The last human-made spacecraft that landed on Venus was Soviet Vega 2 in 1985.
The question will resolve positively as soon as it becomes known that any new spacecraft makes a landing on Venus or descends into the Venusian atmosphere. The probe must remain in communication after achieving the sub-sonic speed (<400 m/s) and the altitude <10 km above the surface.
Before this happens, each answer will be resolve to NO as soon as the respective time period is over.
I do not bet on my own markets.
Related question:
/OlegEterevsky/when-will-the-next-probe-successful
Relaced with the new question:
/OlegEterevsky/when-will-the-next-probe-successful-45fed400e274
@traders Based on the discussion in the comments, it looks like I wasn't clear regarding the special case of the atmospheric probes. Does the probe descending under the parachute count or not if it is not designed to land softly?
Because of that, I will reformulate this question to include any probes that stay in communication after achieving subsonic velocity in Venusian atmosphere. If you made your bets under different assumptions about the resolution criteria, please sell your stakes and I let me know. I'll reimburse the difference in price.
I will also create a separate question (or two) specifically about landers.
@OlegEterevsky Would it be possible to N/A the current question and open new ones? I care a lot more about the “profit” line than account balance :)
@OlegEterevsky Based on the discussion in the comments below, I'm going to resolve this as N/A, since some bets were made under wrong assumptions and people care about the price of those bets reflecting on their profit.
@OlegEterevsky Posted the new version of the question:
/OlegEterevsky/when-will-the-next-probe-successful-45fed400e274
https://en.m.wikipedia.org/wiki/DAVINCI
If DaVinci survives and transmits from the surface, would that qualify?
@JoshuaWilkes It will resolve this as YES, if the lander stays in communication after reaching subsonic speed.
@OlegEterevsky "YES, if the lander stays in communication after reaching subsonic speed." -> I don't think just becoming subsonic should count as a "soft landing".
With the current description, reaching subsonic speed is only sufficient for probes designed to stay in the atmosphere, which is not the case for DAVINCI or VLF.
@dp9000 I'm not sure what's the right way to draw the line here.
From reading the mission profile for VLF it looks like it doesn't have a parachute, so it will possibly not even go subsonic before the impact. So it probably wouldn't resolve the market.
DAVINCI on the other hand has a parachute and is intended to study the atmosphere. When I was writing the question I didn't think about a lander that would slowly descend, but ultimately wouldn't be designed to land softly. I think this could be read as fulfilling the requirements of the market. @JoshuaWilkes, what do you think?
" It will resolve this as YES, if the lander stays in communication after reaching subsonic speed"
I think I've already invested mana based on this statement, and it's unreasonable to change it now.
I do agree that the title is a poor fit for the description though.
(I believe VLF will reach subsonic speeds, but I'm happy to lose mana betting against people who disagree, especially at current prices)
@JoshuaWilkes I invested substantial mana with the assumption that the probe had to be intended to land or stay long-term in the atmosphere, based on the combination of the old title and description. I think the changes substantial alter the meaning of the question, I’d very much like this market N/A’d and a new one created.
@spider Fore me resolving as N/A would obviously be less expensive. I just thought that it would be nicer to keep the existing market and reimburse the losses, since fundamentally it's clarification of existing criteria.
@JoshuaWilkes has the biggest stakes on YES. If he's ok with resolving as N/A, I'll do it.

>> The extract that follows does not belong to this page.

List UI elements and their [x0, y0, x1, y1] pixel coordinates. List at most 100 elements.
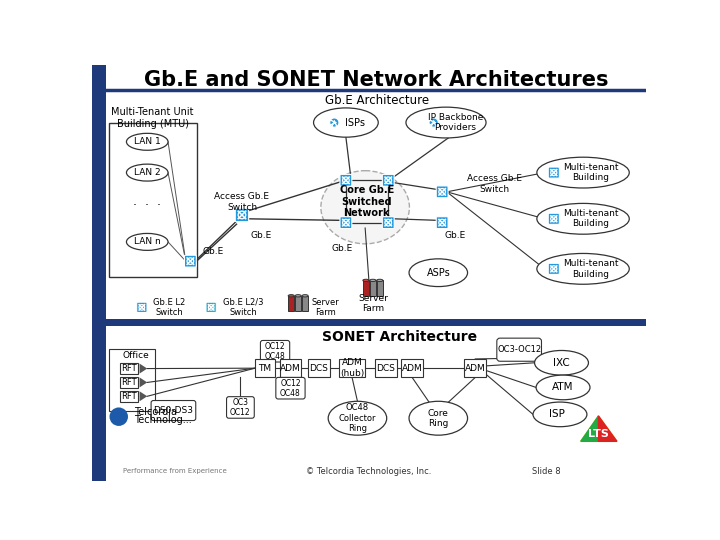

@spider you invested a lot of that mana after these conversations had taken place and the information was available to explain to you why I was taking positions against you that you reinforced.
I am going to agree to this being NAed but it's because I think that your initial decision to allow descent probes to count was probably unfair on early bettors.
At the risk of sounding entirely too much like an arsehole there are lessons to be learned here
@JoshuaWilkes Yeah, I'm striving to write questions with clear resolution criteria, but sometimes it is difficult. I'll try extra-hard to avoid edge-cases like the one that appeared in this market.
Only current planned lander is Ventura D, not launching before June 2031 window (https://nauka.tass.ru/nauka/17501765), potentially longer given current condition of Roscosmos and Russian state priorities. Then again, maybe Luna 25 shows modern Russia is able to commit resources if it could be national prestige? Uncertain.
Lead time on new landers seems like it'd be at the very least the better part of a decade, and even then only if someone capable of moving fast got suddenly interested (China?). Even for the most rushed scenario I'd expect more proposals and drafts floating around than I'm able to find. Seems unlikely.
Given overall space boom and the return to planetary science, mid to late 2030s seems more likely than not. Missions the summer 2034 window, though, would be tough to imagine.